The Marriage That Changed Maja Einstein’s Life
Conversely, Albert Einstein was not an early adopter of progressive women’s rights. Regarding females, he was traditional. To the dismay of his spouses and lovers, he was also an unreliable person in romantic relationships. Closely related to her brother throughout her life, Maja experienced this as well. When Albert left his wife Mileva and their children, it was the lowest point. There was no rupture in the sibling bond despite these difficulties. Initially, Albert considered leaving the kids with his sister.
Maja and Paul married in 1910 and made their home in Lucerne, Switzerland, where both of them had earned doctorates at the time.
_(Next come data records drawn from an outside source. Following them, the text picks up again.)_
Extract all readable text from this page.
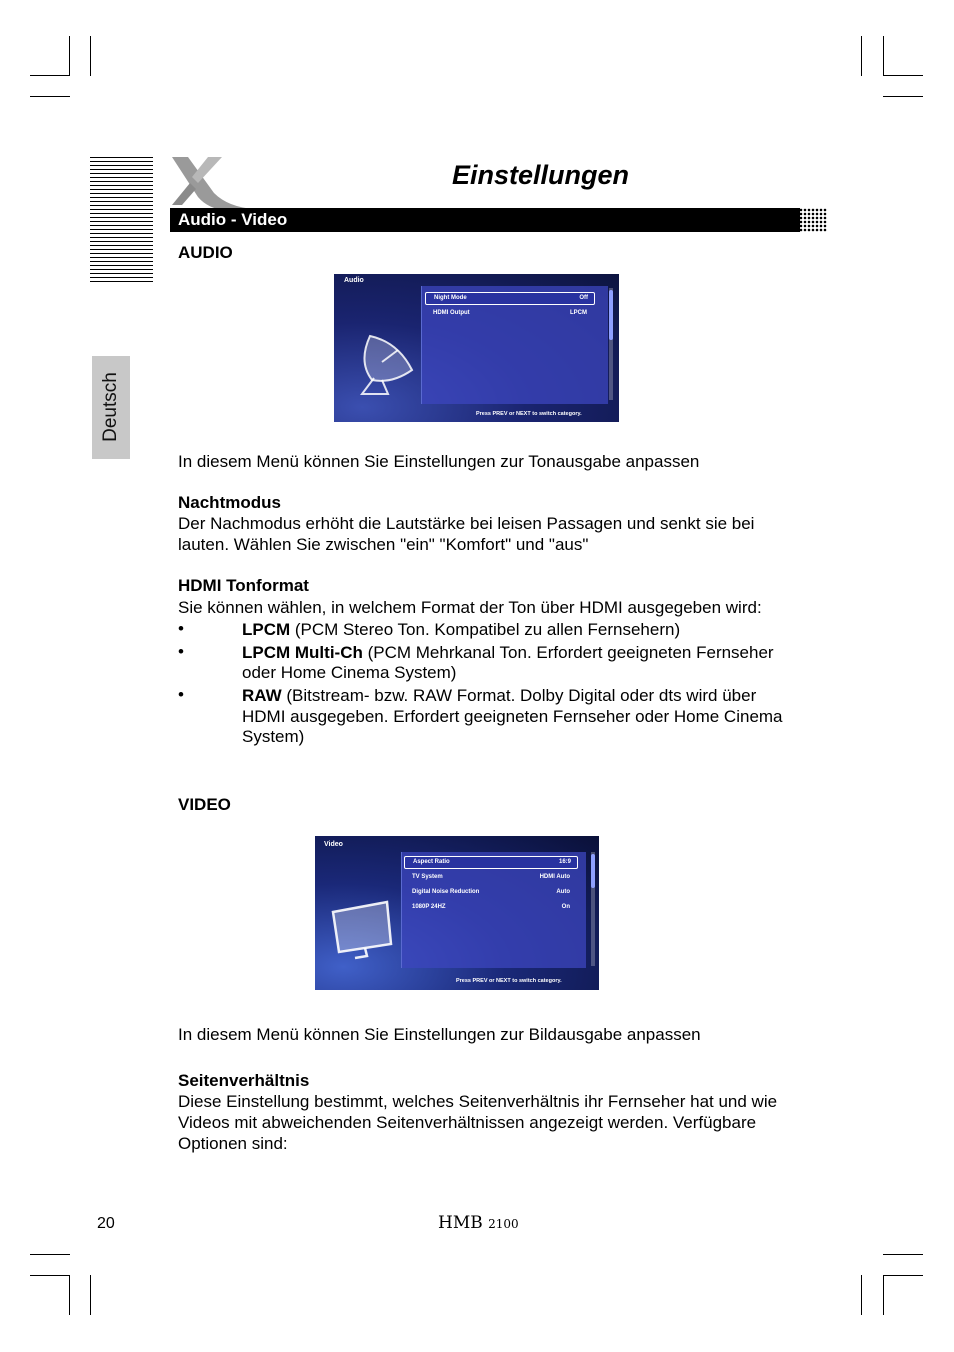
Deutsch
Einstellungen
Audio - Video
AUDIO
Audio
Night Mode	Off
HDMI Output	LPCM
Press PREV or NEXT to switch category.
In diesem Menü können Sie Einstellungen zur Tonausgabe anpassen
Nachtmodus
Der Nachmodus erhöht die Lautstärke bei leisen Passagen und senkt sie bei
lauten. Wählen Sie zwischen "ein" "Komfort" und "aus"
HDMI Tonformat
Sie können wählen, in welchem Format der Ton über HDMI ausgegeben wird:
•	LPCM (PCM Stereo Ton. Kompatibel zu allen Fernsehern)
•	LPCM Multi-Ch (PCM Mehrkanal Ton. Erfordert geeigneten Fernseher
oder Home Cinema System)
•	RAW (Bitstream- bzw. RAW Format. Dolby Digital oder dts wird über
HDMI ausgegeben. Erfordert geeigneten Fernseher oder Home Cinema
System)
VIDEO
Video
Aspect Ratio	16:9
TV System	HDMI Auto
Digital Noise Reduction	Auto
1080P 24HZ	On
Press PREV or NEXT to switch category.
In diesem Menü können Sie Einstellungen zur Bildausgabe anpassen
Seitenverhältnis
Diese Einstellung bestimmt, welches Seitenverhältnis ihr Fernseher hat und wie
Videos mit abweichenden Seitenverhältnissen angezeigt werden. Verfügbare
Optionen sind:
20	HMB 2100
Although she was married now, Maja Einstein never had children and was otherwise a typical 1950s middle-class American woman in comparison.
Because of her marital status, Maja was now barred from holding a teaching position at a public high school. There was a lack of equality in Maja and Paul’s home and workplace. They wished, however, to make a “fresh start”. Paul and Maja Winteler-Einstein departed the city in 1920 to live in the warmer climes of the south. They lived a simple, self-sufficient lifestyle on a farm outside of Florence in an effort to focus on their minds and bodies through meditation and study.
Paul relaxed by painting, while Maya was interested in music and made dinner for the house. However, even in this setting, regular, everyday issues with money persisted. In the end, Albert, the younger brother, sacrificed himself so that their far-off lifestyle would not fail disgracefully.
Einstein Was Looking After Maja When She Passed Away
The Nazis were even after Einstein’s family because he was Jewish, so when the fascists rose up in Italy, Maja was able to escape to her brother in Princeton, New Jersey. However, the United States government denied entry to Paul due to health concerns.
Thus, in 1939, six years after Albert emigrated to the United States, Maja followed him to the Princeton house. However, Maja Einstein was seriously ill after World War II ended and had to return to the hospital many times. Her first stroke happened in 1946 and she became bedridden due to arteriosclerosis (“hardening of the arteries”). Albert wrote in a letter to Margarita Konenkova (his secret love) in Moscow on June 1, 1946:
“My sister is very sick. She had an attack that was described by the doctors as a mild stroke. She is recovering, but there is no real recovery in this ailment, which has to do with the aging process.”
Maja Einstein’s Death
This describes the subject matter of the next several years in the life of Maja. Being in Albert’s company was never dull. There wasn’t much action inside his home, but there was a lot going on in his life as he turned into a world-famous physicist.
She was never able to go back to Europe to be with Paul and Florence again. At Albert Einstein’s place, she received excellent care. The nightly routine usually included Brother Albert reading to her.
“For the past few years, I have read to her every evening from the finest books of old and new literature.”
She suffered an upper arm fracture on June 25, 1951. Later that day, Maja Winteler-Einstein passed away in 1951 from pneumonia without seeing the love of her life again while under the roof of her loving brother in Princeton. Almost a year later, Paul passed away in Geneva on July 15, 1952.
In a letter to Michel Besso on December 12, 1951, immediately after Maja’s death, Einstein wrote to his close friend:
“During the years of her suffering, we read together most of the best books written at all times. But most of all, she loved Bertrand Russell, and by the way, so did I. His style is worthy of admiration, and until his old age, he remained some kind of mischief-maker” [Einstein-Besso-2, 1980, p. 41].”